As further consideration under the Agreement, the Company agrees to indemnify and hold harmless SM and its affiliates, and each of their respective officers, directors, managers, members, partners, employees and agents, and any other persons controlling SM or any of its affiliates (collectively, "Indemnified Persons"), to the fullest extent lawful, from and against any claims, liabilities, losses, damages and expenses (or any action, claim, suit or proceeding (an "Action") in respect thereof), as and when incurred, related to or arising out of or in connection with SM's services (whether occurring before, at or after the date hereof) under the Agreement, the Offering or any Indemnified Person's role in connection therewith, whether or not resulting from an Indemnified Person's negligence ("Losses"), provided, however, that the Company shall not be responsible for any Losses to the extent such Losses resulted solely from SM's gross negligence, fraud or willful misconduct.
The Company agrees that no Indemnified Person shall have any liability to the Company or its owners, parents, affiliates, security holders or creditors for any Losses, except to the extent such Losses are determined, by a final, non-appealable judgment by a court or arbitral tribunal, to have resulted solely from SM's gross negligence, fraud or willful misconduct including, without limitation any material breach of this Agreement or material violation of applicable law by SM.
The Company agrees that it will not settle or compromise or consent to the entry of any judgment in, or otherwise seek to terminate any pending or threatened Action in respect of which indemnification or contribution may be sought hereunder (whether or not any Indemnified Person is a party to such Action) unless SM has given its prior written consent, or the settlement, compromise, consent or termination (i) includes an express unconditional release of such Indemnified Person from all Losses arising out of such Action and (ii) does not include any admission of fault on the part of any Indemnified Person.

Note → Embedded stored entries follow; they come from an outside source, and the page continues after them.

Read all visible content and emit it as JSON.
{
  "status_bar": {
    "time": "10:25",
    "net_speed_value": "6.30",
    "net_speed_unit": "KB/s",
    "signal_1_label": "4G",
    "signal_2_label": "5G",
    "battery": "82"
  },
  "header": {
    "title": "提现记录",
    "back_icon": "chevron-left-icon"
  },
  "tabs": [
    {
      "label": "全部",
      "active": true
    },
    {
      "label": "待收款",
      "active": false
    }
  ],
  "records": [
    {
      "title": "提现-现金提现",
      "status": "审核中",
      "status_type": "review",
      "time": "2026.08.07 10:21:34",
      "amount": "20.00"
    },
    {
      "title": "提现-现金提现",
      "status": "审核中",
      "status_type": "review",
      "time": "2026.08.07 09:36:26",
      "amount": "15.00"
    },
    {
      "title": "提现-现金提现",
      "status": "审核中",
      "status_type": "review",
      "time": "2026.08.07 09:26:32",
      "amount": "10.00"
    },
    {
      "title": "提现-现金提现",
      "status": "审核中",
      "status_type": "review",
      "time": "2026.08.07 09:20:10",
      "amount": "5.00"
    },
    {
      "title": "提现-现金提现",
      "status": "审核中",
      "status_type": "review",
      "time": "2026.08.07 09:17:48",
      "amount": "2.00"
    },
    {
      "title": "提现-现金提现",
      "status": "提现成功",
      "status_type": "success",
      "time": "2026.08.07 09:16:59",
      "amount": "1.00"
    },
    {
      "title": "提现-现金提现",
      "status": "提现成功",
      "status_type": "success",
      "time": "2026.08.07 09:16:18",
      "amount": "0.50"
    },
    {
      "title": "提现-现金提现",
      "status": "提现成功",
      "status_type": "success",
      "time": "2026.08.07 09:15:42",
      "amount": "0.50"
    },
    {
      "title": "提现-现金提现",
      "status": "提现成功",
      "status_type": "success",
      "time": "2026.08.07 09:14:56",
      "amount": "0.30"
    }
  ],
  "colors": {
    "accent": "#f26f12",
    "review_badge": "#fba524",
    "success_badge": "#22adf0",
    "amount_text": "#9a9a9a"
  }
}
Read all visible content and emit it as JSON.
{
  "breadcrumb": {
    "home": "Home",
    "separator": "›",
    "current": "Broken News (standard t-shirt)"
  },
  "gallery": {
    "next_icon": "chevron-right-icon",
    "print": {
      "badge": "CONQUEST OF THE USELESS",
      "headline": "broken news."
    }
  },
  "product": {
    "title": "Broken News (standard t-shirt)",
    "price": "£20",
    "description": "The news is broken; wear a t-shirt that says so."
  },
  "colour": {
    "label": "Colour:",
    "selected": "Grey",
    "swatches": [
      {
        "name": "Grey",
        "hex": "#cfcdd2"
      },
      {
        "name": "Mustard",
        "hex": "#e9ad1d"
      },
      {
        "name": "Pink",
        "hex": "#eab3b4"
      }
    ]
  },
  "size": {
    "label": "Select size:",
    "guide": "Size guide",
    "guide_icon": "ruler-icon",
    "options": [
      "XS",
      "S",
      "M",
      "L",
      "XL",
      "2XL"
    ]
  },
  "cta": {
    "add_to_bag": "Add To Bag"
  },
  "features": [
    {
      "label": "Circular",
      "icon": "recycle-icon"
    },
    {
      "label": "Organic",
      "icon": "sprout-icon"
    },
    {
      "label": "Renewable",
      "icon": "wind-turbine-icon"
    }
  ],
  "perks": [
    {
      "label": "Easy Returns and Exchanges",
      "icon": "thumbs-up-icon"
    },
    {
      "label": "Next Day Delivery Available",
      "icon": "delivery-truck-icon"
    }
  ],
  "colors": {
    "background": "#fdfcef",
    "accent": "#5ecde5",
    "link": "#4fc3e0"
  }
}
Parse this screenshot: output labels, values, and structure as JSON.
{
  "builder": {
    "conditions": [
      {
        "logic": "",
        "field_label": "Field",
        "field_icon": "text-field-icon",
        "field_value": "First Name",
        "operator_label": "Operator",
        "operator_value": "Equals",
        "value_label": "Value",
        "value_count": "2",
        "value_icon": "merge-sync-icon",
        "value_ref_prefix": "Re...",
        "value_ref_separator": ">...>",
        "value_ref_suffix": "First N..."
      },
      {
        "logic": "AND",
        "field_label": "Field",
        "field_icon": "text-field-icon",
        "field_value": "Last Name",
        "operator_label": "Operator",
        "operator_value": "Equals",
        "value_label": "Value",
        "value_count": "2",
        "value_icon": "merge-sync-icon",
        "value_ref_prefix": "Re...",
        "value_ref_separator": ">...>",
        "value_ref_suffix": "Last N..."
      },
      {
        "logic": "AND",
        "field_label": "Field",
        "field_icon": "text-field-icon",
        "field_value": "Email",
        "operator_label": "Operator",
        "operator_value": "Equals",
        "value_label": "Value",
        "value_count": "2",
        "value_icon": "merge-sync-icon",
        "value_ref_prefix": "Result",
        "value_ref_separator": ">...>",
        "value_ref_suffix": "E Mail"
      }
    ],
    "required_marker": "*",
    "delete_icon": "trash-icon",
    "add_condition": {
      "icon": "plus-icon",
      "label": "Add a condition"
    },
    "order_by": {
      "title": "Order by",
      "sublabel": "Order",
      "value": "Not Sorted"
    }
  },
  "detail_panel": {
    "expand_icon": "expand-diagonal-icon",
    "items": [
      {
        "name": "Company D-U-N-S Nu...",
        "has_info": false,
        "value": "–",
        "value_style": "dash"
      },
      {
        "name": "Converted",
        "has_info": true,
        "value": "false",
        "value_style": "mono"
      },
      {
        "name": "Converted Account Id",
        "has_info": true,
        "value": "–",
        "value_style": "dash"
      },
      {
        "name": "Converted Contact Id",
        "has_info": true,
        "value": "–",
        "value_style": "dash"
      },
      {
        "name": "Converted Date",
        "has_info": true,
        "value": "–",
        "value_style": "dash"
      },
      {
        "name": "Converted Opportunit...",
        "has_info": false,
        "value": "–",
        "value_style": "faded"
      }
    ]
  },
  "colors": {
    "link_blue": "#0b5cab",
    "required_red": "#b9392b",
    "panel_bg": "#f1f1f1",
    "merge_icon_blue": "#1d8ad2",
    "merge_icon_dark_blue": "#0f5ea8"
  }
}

If, for any reason (other than the gross negligence, fraud, or willful misconduct of an Indemnified Person as provided above) the foregoing indemnity is judicially determined to be unavailable to an Indemnified Person for any reason or insufficient to hold any Indemnified Person harmless, then the Company agrees to contribute to any such Losses in such proportion as is appropriate to reflect the relative benefits received or proposed to be received by the Company on the one hand and by SM on the other, from the Offering or, if allocation on that basis is not permitted under applicable law, in such proportion as is appropriate to reflect not only the relative benefits received by the Company on the one hand and SM on the other, but also the relative fault of the Company and SM, as well as any relevant equitable considerations. Notwithstanding the provisions hereof, the aggregate contribution of all Indemnified Persons to all Losses shall not exceed the amount of fees actually received by SM with respect to the services rendered pursuant to the Agreement. Relative benefits to the Company, on the one hand, and to SM, on the other hand, shall be deemed to be in the same proportion as (i) the total transaction value of the Offering bears to (ii) all fees actually received by SM in connection with the Agreement.
SCHEDULE A
The Company agrees to reimburse the Indemnified Persons for all reasonable expenses (including, without limitation, reasonable fees and expenses of counsel) as they are incurred in connection with investigating, preparing, defending or settling any Action for which indemnification or contribution has or is reasonably likely to be sought by the Indemnified Person, whether or not in connection with litigation in which any Indemnified Person is a named party; provided that if any such reimbursement is determined by a final, non-appealable judgment by a court or arbitral tribunal, to have resulted solely from SM's gross negligence, fraud or willful misconduct, such Indemnified Person shall promptly repay such amount to the Company.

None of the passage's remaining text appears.